Un autre gage de réussite pour les territoires ruraux et leurs collectivités réside dans leur capacité à nouer des alliances et à assurer des coopérations entre territoires (lire ici) Il s’agit d’obtenir une taille critique en termes de moyens, d’éviter des phénomènes de concurrence territoriale et d’interconnecter les territoires pour permettre plus de solidarité et créer des dynamiques communes. Collectivités et intercommunalités rurales ne peuvent se substituer aux entreprises ou à l’État mais elles peuvent contribuer, par leurs investissements, à créer les conditions favorables pour atteindre un objectif essentiel à leur développement : stabiliser, voire accroître leur population.

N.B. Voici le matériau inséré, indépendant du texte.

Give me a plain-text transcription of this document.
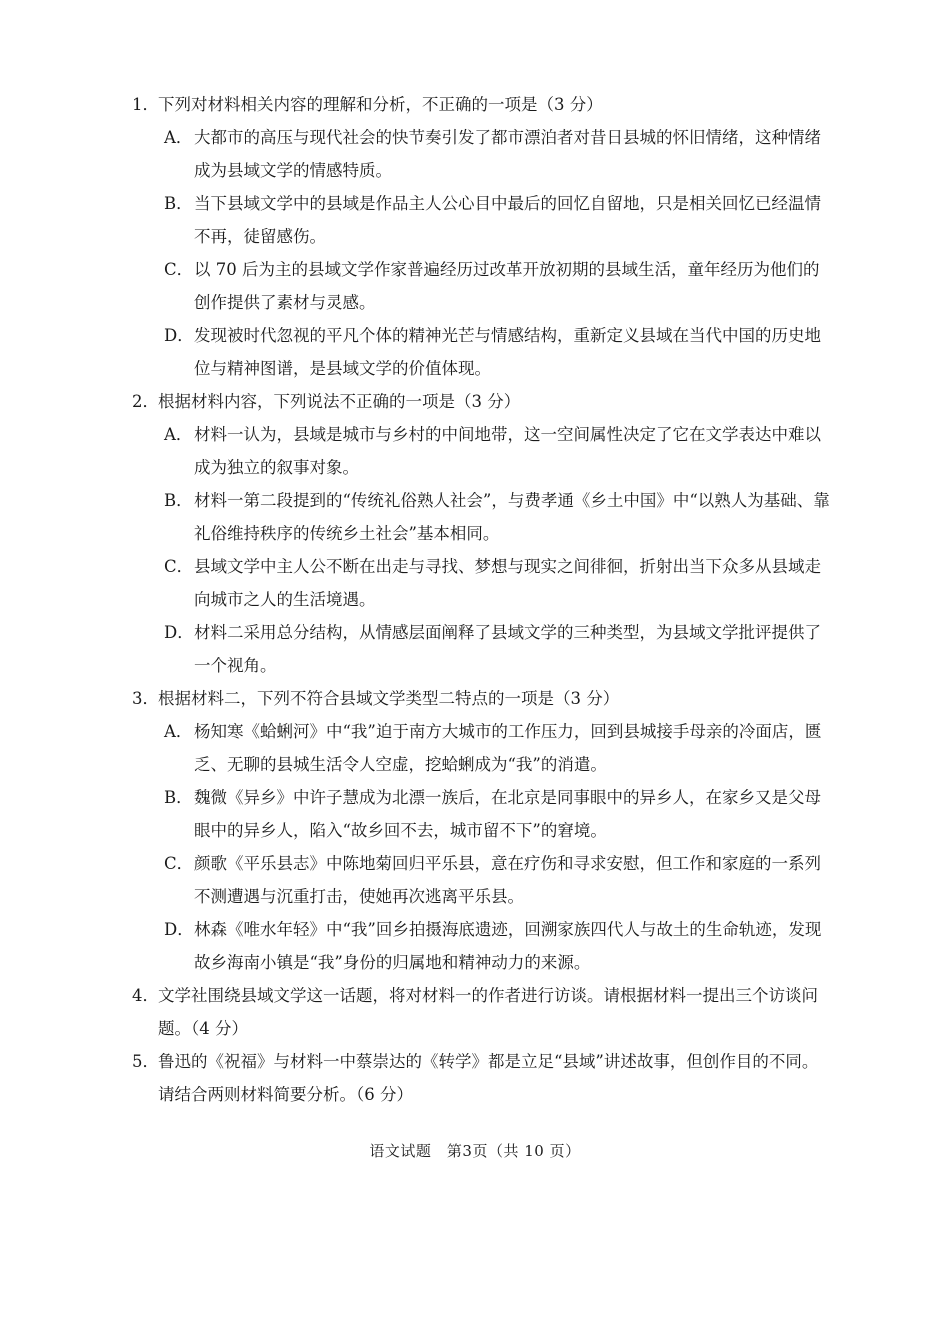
1． 下列对材料相关内容的理解和分析，不正确的一项是（3 分）
A． 大都市的高压与现代社会的快节奏引发了都市漂泊者对昔日县城的怀旧情绪，这种情绪成为县域文学的情感特质。
B． 当下县域文学中的县域是作品主人公心目中最后的回忆自留地，只是相关回忆已经温情不再，徒留感伤。
C． 以 70 后为主的县域文学作家普遍经历过改革开放初期的县域生活，童年经历为他们的创作提供了素材与灵感。
D． 发现被时代忽视的平凡个体的精神光芒与情感结构，重新定义县域在当代中国的历史地位与精神图谱，是县域文学的价值体现。
2． 根据材料内容，下列说法不正确的一项是（3 分）
A． 材料一认为，县域是城市与乡村的中间地带，这一空间属性决定了它在文学表达中难以成为独立的叙事对象。
B． 材料一第二段提到的“传统礼俗熟人社会”，与费孝通《乡土中国》中“以熟人为基础、靠礼俗维持秩序的传统乡土社会”基本相同。
C． 县域文学中主人公不断在出走与寻找、梦想与现实之间徘徊，折射出当下众多从县域走向城市之人的生活境遇。
D． 材料二采用总分结构，从情感层面阐释了县域文学的三种类型，为县域文学批评提供了一个视角。
3． 根据材料二，下列不符合县域文学类型二特点的一项是（3 分）
A． 杨知寒《蛤蜊河》中“我”迫于南方大城市的工作压力，回到县城接手母亲的冷面店，匮乏、无聊的县城生活令人空虚，挖蛤蜊成为“我”的消遣。
B． 魏微《异乡》中许子慧成为北漂一族后，在北京是同事眼中的异乡人，在家乡又是父母眼中的异乡人，陷入“故乡回不去，城市留不下”的窘境。
C． 颜歌《平乐县志》中陈地菊回归平乐县，意在疗伤和寻求安慰，但工作和家庭的一系列不测遭遇与沉重打击，使她再次逃离平乐县。
D． 林森《唯水年轻》中“我”回乡拍摄海底遗迹，回溯家族四代人与故土的生命轨迹，发现故乡海南小镇是“我”身份的归属地和精神动力的来源。
4． 文学社围绕县域文学这一话题，将对材料一的作者进行访谈。请根据材料一提出三个访谈问题。（4 分）
5． 鲁迅的《祝福》与材料一中蔡崇达的《转学》都是立足“县域”讲述故事，但创作目的不同。请结合两则材料简要分析。（6 分）
语文试题　第3页（共 10 页）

Par ailleurs, l’amélioration de l’offre de services est cruciale pour les habitants et les collectivités doivent pouvoir contribuer à leurs évolutions par la modernisation, sans dégradations et pour toutes les catégories d’usagers sans exception. La modernisation des services est une triple source de développement pour les territoires. Elle permet de stabiliser la population en l’encourageant à rester sur place. Elle constitue un soutien aux entreprises qui contribuent à mettre en place ces services. Elle permet à des entreprises de s’implanter dans les territoires ruraux grâce à la qualité des connexions de toute nature dont elles pourront bénéficier. Les principaux services dans lesquels les collectivités s’investissent pour redonner du souffle à leurs territoires sont ceux qui permettent de structurer et d’ouvrir ces territoires (transports, numérique…) et ceux qui permettent à la population de demeurer sur place ou de s’installer (enseignement, santé, commerces, culture, vie associative …).
Toutefois, à la base de tout projet de développement local figurent les capacités d’ingénierie territoriale. Celles-ci, souvent fragiles et mal réparties, doivent être renforcées et davantage coordonnées. (Recommandations 20 à 33).